Dr. Daschiell also stated that Nigeria has done well in achieving some of the Sustainable Development Goals (SDGs) by providing nutritional food that reduces infant mortality among primary school pupils, bio-control products containing beneficial fungi that reduce afflation concentrations in groundnut and maize by 99% compared to untreated crops and increased growth opportunity for cassava products in the food sector. He further acknowledged that Nigeria has an enormous potential for industrialisation through cassava processing.

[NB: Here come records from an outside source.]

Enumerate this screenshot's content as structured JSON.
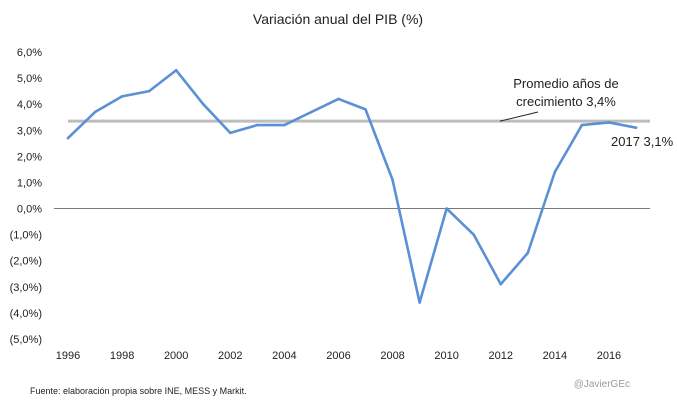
{
  "chart_data": {
    "type": "line",
    "title": "Variación anual del PIB (%)",
    "xlabel": "",
    "ylabel": "",
    "ylim": [
      -5,
      6
    ],
    "y_ticks": [
      6,
      5,
      4,
      3,
      2,
      1,
      0,
      -1,
      -2,
      -3,
      -4,
      -5
    ],
    "y_tick_labels": [
      "6,0%",
      "5,0%",
      "4,0%",
      "3,0%",
      "2,0%",
      "1,0%",
      "0,0%",
      "(1,0%)",
      "(2,0%)",
      "(3,0%)",
      "(4,0%)",
      "(5,0%)"
    ],
    "x_tick_labels": [
      "1996",
      "1998",
      "2000",
      "2002",
      "2004",
      "2006",
      "2008",
      "2010",
      "2012",
      "2014",
      "2016"
    ],
    "series": [
      {
        "name": "Variación anual del PIB",
        "color": "#5b8fd6",
        "x": [
          1996,
          1997,
          1998,
          1999,
          2000,
          2001,
          2002,
          2003,
          2004,
          2005,
          2006,
          2007,
          2008,
          2009,
          2010,
          2011,
          2012,
          2013,
          2014,
          2015,
          2016,
          2017
        ],
        "values": [
          2.7,
          3.7,
          4.3,
          4.5,
          5.3,
          4.0,
          2.9,
          3.2,
          3.2,
          3.7,
          4.2,
          3.8,
          1.1,
          -3.6,
          0.0,
          -1.0,
          -2.9,
          -1.7,
          1.4,
          3.2,
          3.3,
          3.1
        ]
      }
    ],
    "reference_line": {
      "value": 3.35,
      "color": "#bdbdbd"
    },
    "annotations": {
      "average_line1": "Promedio años de",
      "average_line2": "crecimiento 3,4%",
      "last_point": "2017 3,1%"
    },
    "source": "Fuente: elaboración propia sobre INE, MESS y Markit.",
    "credit": "@JavierGEc"
  }
}
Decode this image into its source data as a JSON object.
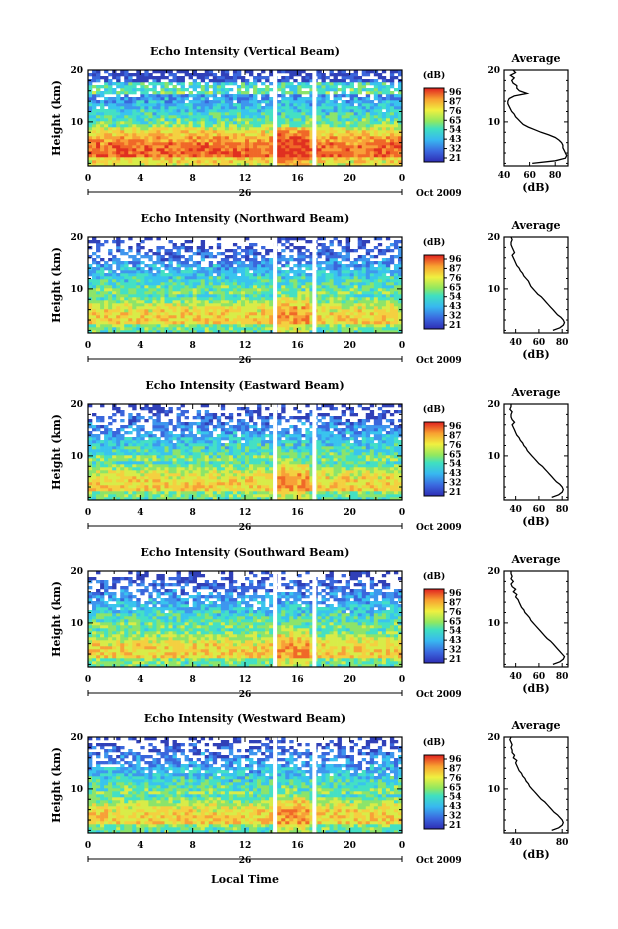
{
  "chart_data": [
    {
      "type": "heatmap",
      "title": "Echo Intensity (Vertical Beam)",
      "ylabel": "Height (km)",
      "xticks": [
        "0",
        "4",
        "8",
        "12",
        "16",
        "20",
        "0"
      ],
      "yticks": [
        "10",
        "20"
      ],
      "xlim": [
        0,
        24
      ],
      "ylim": [
        1.5,
        20
      ],
      "date_day": "26",
      "date_month": "Oct 2009",
      "gaps_hours": [
        14.3,
        17.3
      ],
      "colorbar": {
        "label": "(dB)",
        "ticks": [
          "96",
          "87",
          "76",
          "65",
          "54",
          "43",
          "32",
          "21"
        ]
      },
      "profile": {
        "title": "Average",
        "xlabel": "(dB)",
        "xticks": [
          "40",
          "60",
          "80"
        ],
        "xlim": [
          40,
          90
        ],
        "yticks": [
          "10",
          "20"
        ],
        "ylim": [
          1.5,
          20
        ],
        "height": [
          2,
          2.5,
          3,
          3.5,
          4,
          4.5,
          5,
          5.5,
          6,
          6.5,
          7,
          7.5,
          8,
          8.5,
          9,
          9.5,
          10,
          10.5,
          11,
          11.5,
          12,
          12.5,
          13,
          13.5,
          14,
          14.5,
          15,
          15.5,
          16,
          16.5,
          17,
          17.5,
          18,
          18.5,
          19,
          19.5,
          20
        ],
        "db": [
          62,
          80,
          88,
          89,
          88,
          87,
          86,
          86,
          85,
          83,
          80,
          75,
          69,
          64,
          59,
          55,
          53,
          51,
          49,
          48,
          46,
          45,
          44,
          43,
          43,
          44,
          48,
          58,
          52,
          50,
          50,
          47,
          46,
          48,
          45,
          49,
          47
        ]
      }
    },
    {
      "type": "heatmap",
      "title": "Echo Intensity (Northward Beam)",
      "ylabel": "Height (km)",
      "xticks": [
        "0",
        "4",
        "8",
        "12",
        "16",
        "20",
        "0"
      ],
      "yticks": [
        "10",
        "20"
      ],
      "xlim": [
        0,
        24
      ],
      "ylim": [
        1.5,
        20
      ],
      "date_day": "26",
      "date_month": "Oct 2009",
      "gaps_hours": [
        14.3,
        17.3
      ],
      "colorbar": {
        "label": "(dB)",
        "ticks": [
          "96",
          "87",
          "76",
          "65",
          "54",
          "43",
          "32",
          "21"
        ]
      },
      "profile": {
        "title": "Average",
        "xlabel": "(dB)",
        "xticks": [
          "40",
          "60",
          "80"
        ],
        "xlim": [
          30,
          85
        ],
        "yticks": [
          "10",
          "20"
        ],
        "ylim": [
          1.5,
          20
        ],
        "height": [
          2,
          2.5,
          3,
          3.5,
          4,
          4.5,
          5,
          5.5,
          6,
          6.5,
          7,
          7.5,
          8,
          8.5,
          9,
          9.5,
          10,
          10.5,
          11,
          11.5,
          12,
          12.5,
          13,
          13.5,
          14,
          14.5,
          15,
          15.5,
          16,
          16.5,
          17,
          17.5,
          18,
          18.5,
          19,
          19.5,
          20
        ],
        "db": [
          72,
          78,
          81,
          82,
          81,
          79,
          76,
          74,
          72,
          70,
          68,
          66,
          64,
          62,
          59,
          57,
          55,
          53,
          52,
          51,
          49,
          47,
          46,
          44,
          43,
          41,
          40,
          39,
          38,
          37,
          39,
          38,
          37,
          36,
          36,
          37,
          36
        ]
      }
    },
    {
      "type": "heatmap",
      "title": "Echo Intensity (Eastward Beam)",
      "ylabel": "Height (km)",
      "xticks": [
        "0",
        "4",
        "8",
        "12",
        "16",
        "20",
        "0"
      ],
      "yticks": [
        "10",
        "20"
      ],
      "xlim": [
        0,
        24
      ],
      "ylim": [
        1.5,
        20
      ],
      "date_day": "26",
      "date_month": "Oct 2009",
      "gaps_hours": [
        14.3,
        17.3
      ],
      "colorbar": {
        "label": "(dB)",
        "ticks": [
          "96",
          "87",
          "76",
          "65",
          "54",
          "43",
          "32",
          "21"
        ]
      },
      "profile": {
        "title": "Average",
        "xlabel": "(dB)",
        "xticks": [
          "40",
          "60",
          "80"
        ],
        "xlim": [
          30,
          85
        ],
        "yticks": [
          "10",
          "20"
        ],
        "ylim": [
          1.5,
          20
        ],
        "height": [
          2,
          2.5,
          3,
          3.5,
          4,
          4.5,
          5,
          5.5,
          6,
          6.5,
          7,
          7.5,
          8,
          8.5,
          9,
          9.5,
          10,
          10.5,
          11,
          11.5,
          12,
          12.5,
          13,
          13.5,
          14,
          14.5,
          15,
          15.5,
          16,
          16.5,
          17,
          17.5,
          18,
          18.5,
          19,
          19.5,
          20
        ],
        "db": [
          71,
          77,
          80,
          81,
          80,
          78,
          75,
          73,
          71,
          69,
          67,
          65,
          63,
          60,
          58,
          56,
          54,
          52,
          50,
          49,
          47,
          46,
          44,
          43,
          41,
          40,
          39,
          38,
          37,
          39,
          37,
          36,
          36,
          37,
          35,
          36,
          36
        ]
      }
    },
    {
      "type": "heatmap",
      "title": "Echo Intensity (Southward Beam)",
      "ylabel": "Height (km)",
      "xticks": [
        "0",
        "4",
        "8",
        "12",
        "16",
        "20",
        "0"
      ],
      "yticks": [
        "10",
        "20"
      ],
      "xlim": [
        0,
        24
      ],
      "ylim": [
        1.5,
        20
      ],
      "date_day": "26",
      "date_month": "Oct 2009",
      "gaps_hours": [
        14.3,
        17.3
      ],
      "colorbar": {
        "label": "(dB)",
        "ticks": [
          "96",
          "87",
          "76",
          "65",
          "54",
          "43",
          "32",
          "21"
        ]
      },
      "profile": {
        "title": "Average",
        "xlabel": "(dB)",
        "xticks": [
          "40",
          "60",
          "80"
        ],
        "xlim": [
          30,
          85
        ],
        "yticks": [
          "10",
          "20"
        ],
        "ylim": [
          1.5,
          20
        ],
        "height": [
          2,
          2.5,
          3,
          3.5,
          4,
          4.5,
          5,
          5.5,
          6,
          6.5,
          7,
          7.5,
          8,
          8.5,
          9,
          9.5,
          10,
          10.5,
          11,
          11.5,
          12,
          12.5,
          13,
          13.5,
          14,
          14.5,
          15,
          15.5,
          16,
          16.5,
          17,
          17.5,
          18,
          18.5,
          19,
          19.5,
          20
        ],
        "db": [
          72,
          78,
          81,
          82,
          80,
          78,
          76,
          74,
          72,
          70,
          67,
          65,
          63,
          61,
          59,
          57,
          55,
          53,
          52,
          50,
          48,
          47,
          45,
          44,
          43,
          42,
          40,
          41,
          38,
          40,
          37,
          36,
          38,
          36,
          37,
          36,
          36
        ]
      }
    },
    {
      "type": "heatmap",
      "title": "Echo Intensity (Westward Beam)",
      "ylabel": "Height (km)",
      "xlabel": "Local Time",
      "xticks": [
        "0",
        "4",
        "8",
        "12",
        "16",
        "20",
        "0"
      ],
      "yticks": [
        "10",
        "20"
      ],
      "xlim": [
        0,
        24
      ],
      "ylim": [
        1.5,
        20
      ],
      "date_day": "26",
      "date_month": "Oct 2009",
      "gaps_hours": [
        14.3,
        17.3
      ],
      "colorbar": {
        "label": "(dB)",
        "ticks": [
          "96",
          "87",
          "76",
          "65",
          "54",
          "43",
          "32",
          "21"
        ]
      },
      "profile": {
        "title": "Average",
        "xlabel": "(dB)",
        "xticks": [
          "40",
          "80"
        ],
        "xlim": [
          30,
          85
        ],
        "yticks": [
          "10",
          "20"
        ],
        "ylim": [
          1.5,
          20
        ],
        "height": [
          2,
          2.5,
          3,
          3.5,
          4,
          4.5,
          5,
          5.5,
          6,
          6.5,
          7,
          7.5,
          8,
          8.5,
          9,
          9.5,
          10,
          10.5,
          11,
          11.5,
          12,
          12.5,
          13,
          13.5,
          14,
          14.5,
          15,
          15.5,
          16,
          16.5,
          17,
          17.5,
          18,
          18.5,
          19,
          19.5,
          20
        ],
        "db": [
          71,
          77,
          80,
          81,
          80,
          78,
          76,
          73,
          71,
          69,
          67,
          65,
          62,
          60,
          58,
          56,
          54,
          52,
          51,
          49,
          48,
          46,
          45,
          43,
          42,
          41,
          40,
          41,
          38,
          39,
          37,
          37,
          36,
          37,
          36,
          35,
          36
        ]
      }
    }
  ]
}
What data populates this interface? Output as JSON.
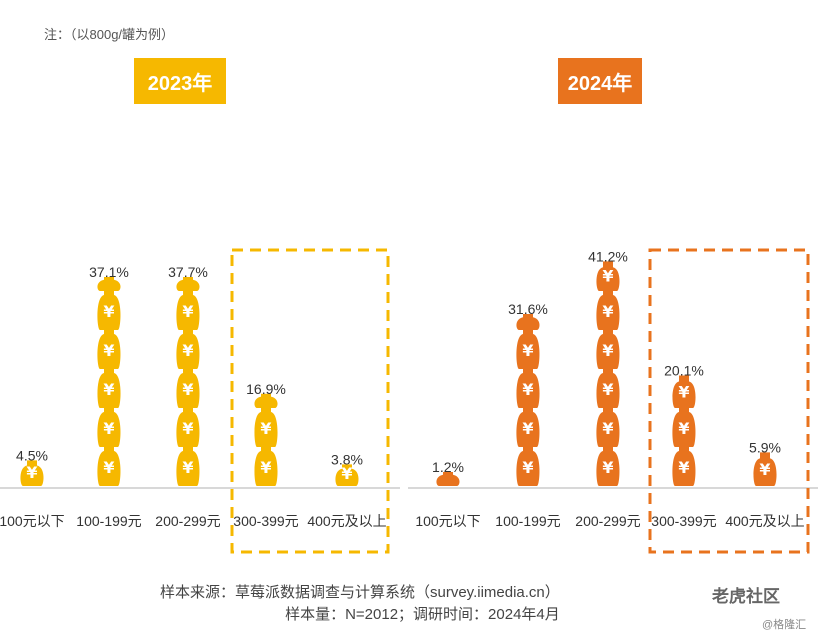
{
  "note": "注：（以800g/罐为例）",
  "colors": {
    "y2023": "#F6B800",
    "y2024": "#E8731E",
    "axis": "#cccccc"
  },
  "chart_data": [
    {
      "type": "bar",
      "title": "2023年",
      "categories": [
        "100元以下",
        "100-199元",
        "200-299元",
        "300-399元",
        "400元及以上"
      ],
      "values": [
        4.5,
        37.1,
        37.7,
        16.9,
        3.8
      ],
      "labels": [
        "4.5%",
        "37.1%",
        "37.7%",
        "16.9%",
        "3.8%"
      ],
      "unit": "%",
      "highlight": [
        "300-399元",
        "400元及以上"
      ]
    },
    {
      "type": "bar",
      "title": "2024年",
      "categories": [
        "100元以下",
        "100-199元",
        "200-299元",
        "300-399元",
        "400元及以上"
      ],
      "values": [
        1.2,
        31.6,
        41.2,
        20.1,
        5.9
      ],
      "labels": [
        "1.2%",
        "31.6%",
        "41.2%",
        "20.1%",
        "5.9%"
      ],
      "unit": "%",
      "highlight": [
        "300-399元",
        "400元及以上"
      ]
    }
  ],
  "source": {
    "line1": "样本来源：草莓派数据调查与计算系统（survey.iimedia.cn）",
    "line2": "样本量：N=2012；调研时间：2024年4月"
  },
  "watermark": {
    "main": "老虎社区",
    "sub": "@格隆汇"
  }
}
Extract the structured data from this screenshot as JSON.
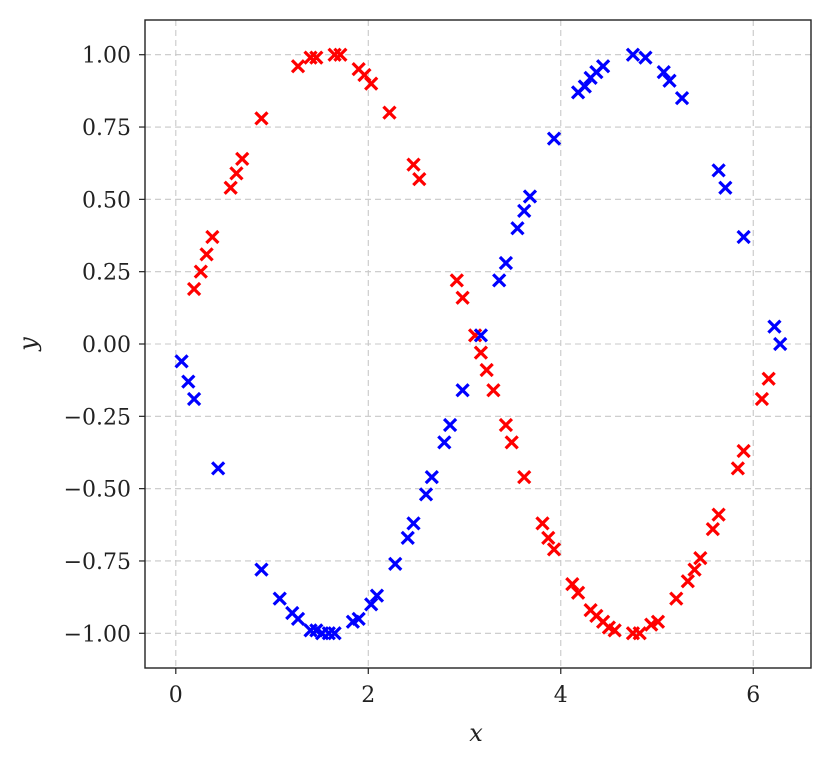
{
  "chart_data": {
    "type": "scatter",
    "title": "",
    "xlabel": "x",
    "ylabel": "y",
    "xlim": [
      -0.32,
      6.6
    ],
    "ylim": [
      -1.12,
      1.12
    ],
    "xticks": [
      0,
      2,
      4,
      6
    ],
    "xtick_labels": [
      "0",
      "2",
      "4",
      "6"
    ],
    "yticks": [
      -1.0,
      -0.75,
      -0.5,
      -0.25,
      0.0,
      0.25,
      0.5,
      0.75,
      1.0
    ],
    "ytick_labels": [
      "−1.00",
      "−0.75",
      "−0.50",
      "−0.25",
      "0.00",
      "0.25",
      "0.50",
      "0.75",
      "1.00"
    ],
    "grid": true,
    "marker": "x",
    "series": [
      {
        "color": "#ff0000",
        "points": [
          [
            0.19,
            0.19
          ],
          [
            0.26,
            0.25
          ],
          [
            0.32,
            0.31
          ],
          [
            0.38,
            0.37
          ],
          [
            0.57,
            0.54
          ],
          [
            0.63,
            0.59
          ],
          [
            0.69,
            0.64
          ],
          [
            0.89,
            0.78
          ],
          [
            1.27,
            0.96
          ],
          [
            1.4,
            0.99
          ],
          [
            1.46,
            0.99
          ],
          [
            1.65,
            1.0
          ],
          [
            1.71,
            1.0
          ],
          [
            1.9,
            0.95
          ],
          [
            1.96,
            0.93
          ],
          [
            2.03,
            0.9
          ],
          [
            2.22,
            0.8
          ],
          [
            2.47,
            0.62
          ],
          [
            2.53,
            0.57
          ],
          [
            2.92,
            0.22
          ],
          [
            2.98,
            0.16
          ],
          [
            3.11,
            0.03
          ],
          [
            3.17,
            -0.03
          ],
          [
            3.23,
            -0.09
          ],
          [
            3.3,
            -0.16
          ],
          [
            3.43,
            -0.28
          ],
          [
            3.49,
            -0.34
          ],
          [
            3.62,
            -0.46
          ],
          [
            3.81,
            -0.62
          ],
          [
            3.87,
            -0.67
          ],
          [
            3.93,
            -0.71
          ],
          [
            4.12,
            -0.83
          ],
          [
            4.18,
            -0.86
          ],
          [
            4.31,
            -0.92
          ],
          [
            4.37,
            -0.94
          ],
          [
            4.44,
            -0.96
          ],
          [
            4.5,
            -0.98
          ],
          [
            4.56,
            -0.99
          ],
          [
            4.75,
            -1.0
          ],
          [
            4.82,
            -1.0
          ],
          [
            4.94,
            -0.97
          ],
          [
            5.01,
            -0.96
          ],
          [
            5.2,
            -0.88
          ],
          [
            5.32,
            -0.82
          ],
          [
            5.39,
            -0.78
          ],
          [
            5.45,
            -0.74
          ],
          [
            5.58,
            -0.64
          ],
          [
            5.64,
            -0.59
          ],
          [
            5.84,
            -0.43
          ],
          [
            5.9,
            -0.37
          ],
          [
            6.09,
            -0.19
          ],
          [
            6.16,
            -0.12
          ]
        ]
      },
      {
        "color": "#0000ff",
        "points": [
          [
            0.06,
            -0.06
          ],
          [
            0.13,
            -0.13
          ],
          [
            0.19,
            -0.19
          ],
          [
            0.44,
            -0.43
          ],
          [
            0.89,
            -0.78
          ],
          [
            1.08,
            -0.88
          ],
          [
            1.21,
            -0.93
          ],
          [
            1.27,
            -0.95
          ],
          [
            1.4,
            -0.99
          ],
          [
            1.46,
            -0.99
          ],
          [
            1.52,
            -1.0
          ],
          [
            1.59,
            -1.0
          ],
          [
            1.65,
            -1.0
          ],
          [
            1.84,
            -0.96
          ],
          [
            1.9,
            -0.95
          ],
          [
            2.03,
            -0.9
          ],
          [
            2.09,
            -0.87
          ],
          [
            2.28,
            -0.76
          ],
          [
            2.41,
            -0.67
          ],
          [
            2.47,
            -0.62
          ],
          [
            2.6,
            -0.52
          ],
          [
            2.66,
            -0.46
          ],
          [
            2.79,
            -0.34
          ],
          [
            2.85,
            -0.28
          ],
          [
            2.98,
            -0.16
          ],
          [
            3.17,
            0.03
          ],
          [
            3.36,
            0.22
          ],
          [
            3.43,
            0.28
          ],
          [
            3.55,
            0.4
          ],
          [
            3.62,
            0.46
          ],
          [
            3.68,
            0.51
          ],
          [
            3.93,
            0.71
          ],
          [
            4.18,
            0.87
          ],
          [
            4.25,
            0.89
          ],
          [
            4.31,
            0.92
          ],
          [
            4.37,
            0.94
          ],
          [
            4.44,
            0.96
          ],
          [
            4.75,
            1.0
          ],
          [
            4.88,
            0.99
          ],
          [
            5.07,
            0.94
          ],
          [
            5.13,
            0.91
          ],
          [
            5.26,
            0.85
          ],
          [
            5.64,
            0.6
          ],
          [
            5.71,
            0.54
          ],
          [
            5.9,
            0.37
          ],
          [
            6.22,
            0.06
          ],
          [
            6.28,
            0.0
          ]
        ]
      }
    ]
  }
}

He, however, pointed out that some of the major bottlenecks that Nigerians were encountering in food production to include high production cost due to low yield, leading to lack of global competitiveness and lack of good road network and new technologies. And stated that, for agricultural sector to close the yield-gap in produce, they must involve new technologies and increase cassava competitiveness to fight hidden hunger in Nigeria.

While declaring the conference open, the Vice-Chancellor, Professor Chinedum Nwajiuba, expressed satisfaction on the academic trajectory being charted by the Faculty of Agriculture of the university, adding that they have made the institution proud by being practical-oriented in the delivery of their academic brief and thereby enhancing food production.

He stressed that transforming national food system demands SMART policymaking and programme formulation which was the reason for the annual conference on Food Security and Hidden Hunger in the university.  He advised government to think out of the box to identify new ways the country should go so that it would not be stocked in the 17th century policy model.

The Vice-Chancellor assured that students of the university would be trained to be productive, employable and employers of labour in the agricultural sector, particularly now that there is a global effort to build a resilient and sustainable food systems for securing a healthy future for everyone.

Also speaking at the event, the Chairman, Local Organising Committee, Professor Dr. Johnny Ogunji, said that hunger may not only be evident in the quantity of food eaten, “as you may eat a lot but still derive nothing from it”. He stressed that the food sector has undergone rapid but unsustainable changes in the last few decades leading to changes in the food eaten, processed and marketed, which has led to high incidence of diseases such as diabetes, cancer, hypertension and different degrees of malnutrition among the people. He therefore advised the Nigerian government to ensure the country makes progress in agriculture to end all forms of malnutrition and make food systems more sustainable.

While welcoming the participants, the Dean, Faculty of Agriculture, Dr. Christiana Igberi, said the university has taken the lead in the transformation of the agricultural sector by creating several hotspots for capacity building, innovative approach and incorporating the indigenous knowledge and local content for adaptability in order to realise the stated goals. She informed the participants that the faculty had embarked on the production of cucumber, maize, pepper, tomatoes and other vegetables through its farm, which has been scientifically tested as safe product though not yet in commercial quantity due to lack of land.

She maintained that every student was meant to engage in practical agricultural activities to complement the theories learnt in class in pursuance of their vision to proffer solution to the alarming food insecurity in the country.

The highlight of the conference, which was chaired by the Director of International Cooperation, Babcok University, Professor Cyril Nwagbuika, includes displaying of some agricultural produce such as packaged cassava flour, packaged “fufu”, cucumber and others from the university farm.